On what should be a positive night for Newcastle supporters, former Toon striker Michael Owen has offered a worrying insight into Benitez’s future at the club.
Owen, who joined Newcastle for a then record-fee from Real Madrid in 2005, reckons that Benitez has an issue with how transfers are organised.
The ex-England forward thinks the Spaniard is keen for more control, but he won’t be given it by owner Mike Ashley.
“I don’t think it’s necessarily about how much he gets,” Owen said on BT Sport when asked if the size of Newcastle’s transfer budget could be a hurdle in Benitez signing a new deal.
“I think it is more a case of the power that he has and the overall control of the transfer, that is what I am led to believe.”
The former Liverpool and Real Madrid manager is out of contract at the end of the season, and he could leave despite fan pleas for him to sign a new deal.
The control over transfers is proving to be the main stumbling block for the Champions League winning boss, and Owen can’t see it being resolved.

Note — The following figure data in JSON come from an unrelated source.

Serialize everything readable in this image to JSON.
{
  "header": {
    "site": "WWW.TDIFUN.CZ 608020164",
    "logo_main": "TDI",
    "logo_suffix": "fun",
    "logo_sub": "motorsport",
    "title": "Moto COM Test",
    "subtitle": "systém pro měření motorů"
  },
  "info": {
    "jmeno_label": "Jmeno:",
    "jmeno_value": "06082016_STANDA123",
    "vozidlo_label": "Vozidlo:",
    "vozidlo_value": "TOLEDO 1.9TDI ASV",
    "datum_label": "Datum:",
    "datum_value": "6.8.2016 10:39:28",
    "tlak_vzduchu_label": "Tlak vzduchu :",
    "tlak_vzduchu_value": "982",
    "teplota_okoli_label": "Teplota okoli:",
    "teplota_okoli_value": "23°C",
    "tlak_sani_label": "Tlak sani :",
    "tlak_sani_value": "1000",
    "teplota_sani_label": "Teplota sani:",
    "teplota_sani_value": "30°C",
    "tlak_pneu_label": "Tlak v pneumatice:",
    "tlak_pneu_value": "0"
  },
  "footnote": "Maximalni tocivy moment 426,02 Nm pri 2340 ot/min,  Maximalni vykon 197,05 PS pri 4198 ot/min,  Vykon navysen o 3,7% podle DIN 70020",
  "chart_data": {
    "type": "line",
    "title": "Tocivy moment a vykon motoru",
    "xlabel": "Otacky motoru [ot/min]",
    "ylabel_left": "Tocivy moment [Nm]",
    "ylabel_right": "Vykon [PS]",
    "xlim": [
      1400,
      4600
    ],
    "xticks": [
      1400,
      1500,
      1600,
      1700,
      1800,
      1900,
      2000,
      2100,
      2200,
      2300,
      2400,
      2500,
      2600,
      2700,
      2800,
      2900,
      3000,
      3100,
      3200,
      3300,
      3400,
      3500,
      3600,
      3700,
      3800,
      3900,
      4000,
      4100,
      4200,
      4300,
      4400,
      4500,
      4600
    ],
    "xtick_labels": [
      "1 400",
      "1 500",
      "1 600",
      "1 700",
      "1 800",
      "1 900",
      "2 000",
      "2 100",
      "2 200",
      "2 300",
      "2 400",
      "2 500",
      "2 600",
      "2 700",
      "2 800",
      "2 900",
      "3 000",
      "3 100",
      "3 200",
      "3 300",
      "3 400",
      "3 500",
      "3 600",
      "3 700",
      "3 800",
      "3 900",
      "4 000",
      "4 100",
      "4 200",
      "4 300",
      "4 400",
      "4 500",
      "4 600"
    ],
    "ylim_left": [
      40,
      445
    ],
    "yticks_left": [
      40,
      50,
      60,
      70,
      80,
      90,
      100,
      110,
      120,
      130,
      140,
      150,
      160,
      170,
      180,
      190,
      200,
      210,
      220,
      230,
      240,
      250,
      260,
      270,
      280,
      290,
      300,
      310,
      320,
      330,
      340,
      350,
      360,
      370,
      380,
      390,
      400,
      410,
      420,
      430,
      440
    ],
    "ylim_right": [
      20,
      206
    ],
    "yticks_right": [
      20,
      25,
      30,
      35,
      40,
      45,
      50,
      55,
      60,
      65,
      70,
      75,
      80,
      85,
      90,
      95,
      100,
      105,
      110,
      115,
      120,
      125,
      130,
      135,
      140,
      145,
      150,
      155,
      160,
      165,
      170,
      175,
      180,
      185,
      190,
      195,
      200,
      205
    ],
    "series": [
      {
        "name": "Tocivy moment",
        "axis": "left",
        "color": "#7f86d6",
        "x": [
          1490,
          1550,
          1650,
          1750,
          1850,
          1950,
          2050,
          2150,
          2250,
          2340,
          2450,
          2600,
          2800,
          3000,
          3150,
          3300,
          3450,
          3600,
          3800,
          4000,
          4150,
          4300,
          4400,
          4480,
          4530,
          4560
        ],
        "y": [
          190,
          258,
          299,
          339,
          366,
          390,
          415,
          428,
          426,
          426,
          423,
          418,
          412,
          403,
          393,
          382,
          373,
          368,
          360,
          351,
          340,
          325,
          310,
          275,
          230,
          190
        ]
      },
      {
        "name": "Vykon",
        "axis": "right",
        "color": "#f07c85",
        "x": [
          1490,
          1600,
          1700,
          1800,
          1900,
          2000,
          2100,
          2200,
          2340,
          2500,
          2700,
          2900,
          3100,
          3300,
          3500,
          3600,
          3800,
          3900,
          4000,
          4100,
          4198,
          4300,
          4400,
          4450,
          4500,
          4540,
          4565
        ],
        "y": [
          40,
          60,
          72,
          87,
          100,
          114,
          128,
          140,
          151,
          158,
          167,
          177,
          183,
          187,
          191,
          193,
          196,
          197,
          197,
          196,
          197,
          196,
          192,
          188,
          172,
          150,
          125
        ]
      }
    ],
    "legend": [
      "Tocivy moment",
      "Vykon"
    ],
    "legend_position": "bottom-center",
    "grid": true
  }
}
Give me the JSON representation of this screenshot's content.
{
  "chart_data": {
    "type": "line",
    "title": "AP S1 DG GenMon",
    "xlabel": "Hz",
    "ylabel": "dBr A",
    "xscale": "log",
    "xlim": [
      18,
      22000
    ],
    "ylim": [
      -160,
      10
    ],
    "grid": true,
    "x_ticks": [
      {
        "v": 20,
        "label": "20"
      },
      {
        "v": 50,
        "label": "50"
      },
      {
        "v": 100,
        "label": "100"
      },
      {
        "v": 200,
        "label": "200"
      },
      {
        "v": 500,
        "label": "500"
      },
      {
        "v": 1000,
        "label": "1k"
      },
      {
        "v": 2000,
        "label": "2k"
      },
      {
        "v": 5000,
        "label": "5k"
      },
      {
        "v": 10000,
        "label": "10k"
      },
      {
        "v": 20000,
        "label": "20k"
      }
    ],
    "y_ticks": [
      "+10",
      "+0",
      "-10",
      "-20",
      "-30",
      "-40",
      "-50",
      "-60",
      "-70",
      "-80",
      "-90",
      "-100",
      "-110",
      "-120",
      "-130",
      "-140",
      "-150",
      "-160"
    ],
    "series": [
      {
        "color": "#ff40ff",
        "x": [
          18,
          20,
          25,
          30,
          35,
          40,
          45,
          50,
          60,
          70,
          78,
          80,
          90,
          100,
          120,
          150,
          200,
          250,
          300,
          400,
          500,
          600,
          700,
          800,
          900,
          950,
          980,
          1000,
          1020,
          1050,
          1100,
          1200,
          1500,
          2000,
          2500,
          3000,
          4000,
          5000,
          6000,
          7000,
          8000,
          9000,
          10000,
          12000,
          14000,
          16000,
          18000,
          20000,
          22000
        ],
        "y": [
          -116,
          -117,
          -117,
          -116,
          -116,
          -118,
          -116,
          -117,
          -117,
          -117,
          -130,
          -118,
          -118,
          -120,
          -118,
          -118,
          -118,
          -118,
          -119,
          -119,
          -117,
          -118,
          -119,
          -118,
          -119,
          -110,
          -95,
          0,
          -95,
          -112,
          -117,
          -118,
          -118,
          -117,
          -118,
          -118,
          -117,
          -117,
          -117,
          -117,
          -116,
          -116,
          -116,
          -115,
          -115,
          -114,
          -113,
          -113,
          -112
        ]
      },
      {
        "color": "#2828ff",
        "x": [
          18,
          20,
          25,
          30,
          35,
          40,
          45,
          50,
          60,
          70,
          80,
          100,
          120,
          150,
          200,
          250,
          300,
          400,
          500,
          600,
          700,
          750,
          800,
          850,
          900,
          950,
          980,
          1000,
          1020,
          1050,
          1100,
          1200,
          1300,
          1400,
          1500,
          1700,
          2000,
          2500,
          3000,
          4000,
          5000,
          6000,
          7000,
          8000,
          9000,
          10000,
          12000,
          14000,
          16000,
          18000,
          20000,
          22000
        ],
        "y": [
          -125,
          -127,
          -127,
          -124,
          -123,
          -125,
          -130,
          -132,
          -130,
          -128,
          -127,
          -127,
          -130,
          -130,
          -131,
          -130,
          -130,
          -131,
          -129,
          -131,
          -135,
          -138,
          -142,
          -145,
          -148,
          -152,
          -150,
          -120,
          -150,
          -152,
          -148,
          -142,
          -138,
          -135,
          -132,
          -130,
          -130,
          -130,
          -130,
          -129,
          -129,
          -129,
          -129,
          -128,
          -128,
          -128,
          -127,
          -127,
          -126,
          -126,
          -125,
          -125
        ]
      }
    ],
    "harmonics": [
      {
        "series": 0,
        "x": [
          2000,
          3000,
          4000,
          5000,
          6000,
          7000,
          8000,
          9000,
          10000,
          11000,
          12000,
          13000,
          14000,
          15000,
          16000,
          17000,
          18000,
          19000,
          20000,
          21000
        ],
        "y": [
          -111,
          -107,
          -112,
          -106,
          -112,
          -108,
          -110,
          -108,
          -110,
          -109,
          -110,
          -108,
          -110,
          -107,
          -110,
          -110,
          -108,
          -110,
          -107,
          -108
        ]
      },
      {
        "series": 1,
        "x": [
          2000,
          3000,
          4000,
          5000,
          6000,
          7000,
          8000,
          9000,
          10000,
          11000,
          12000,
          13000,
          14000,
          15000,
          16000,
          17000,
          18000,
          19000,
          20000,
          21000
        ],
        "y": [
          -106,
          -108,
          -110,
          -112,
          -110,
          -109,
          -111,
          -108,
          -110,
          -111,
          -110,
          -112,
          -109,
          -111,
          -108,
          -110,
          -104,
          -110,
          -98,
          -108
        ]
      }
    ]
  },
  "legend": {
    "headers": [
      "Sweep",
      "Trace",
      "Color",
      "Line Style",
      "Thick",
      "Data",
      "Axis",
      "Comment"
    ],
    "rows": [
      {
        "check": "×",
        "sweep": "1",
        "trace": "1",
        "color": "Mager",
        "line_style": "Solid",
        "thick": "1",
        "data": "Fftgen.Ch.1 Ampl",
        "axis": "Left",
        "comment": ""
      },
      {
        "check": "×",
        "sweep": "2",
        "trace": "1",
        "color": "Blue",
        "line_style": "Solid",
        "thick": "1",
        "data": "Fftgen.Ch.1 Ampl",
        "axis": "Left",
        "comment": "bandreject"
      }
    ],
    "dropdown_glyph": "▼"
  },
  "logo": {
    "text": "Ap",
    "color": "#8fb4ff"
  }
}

He continued: “That is not normally what happens as clubs any more, that’s what used to happen, but it’s not what happens anymore.
“There are transfer committees, there are lots of difference hoops that you have to jump through before a player can get signed and Rafa doesn’t like jumping through these hoops.
“I just think you have got to be very careful when you give the manager all the power because a big club could come in and he leaves the next minute and then all of a sudden you’ve got no structure.
“You can’t do everything like managers used to, but I just think you have got to conform.
“Even at the top clubs now, everybody has got this structure in place, but I think Rafa just wants full control.”
Benitez spoke out about his future as a manager earlier in the week, and revealed that he plans to work for another 11-years.
“Yesterday I was talking with a friend – 11 years. Eleven years as a manager, that’s fine. You can see Roy Hodgson is still there.
“I like to manage teams, I like to coach players, so I’m happy with that. Always I say we are forward-thinking.
“My staff, they are young people and we are always thinking about how to improve things.”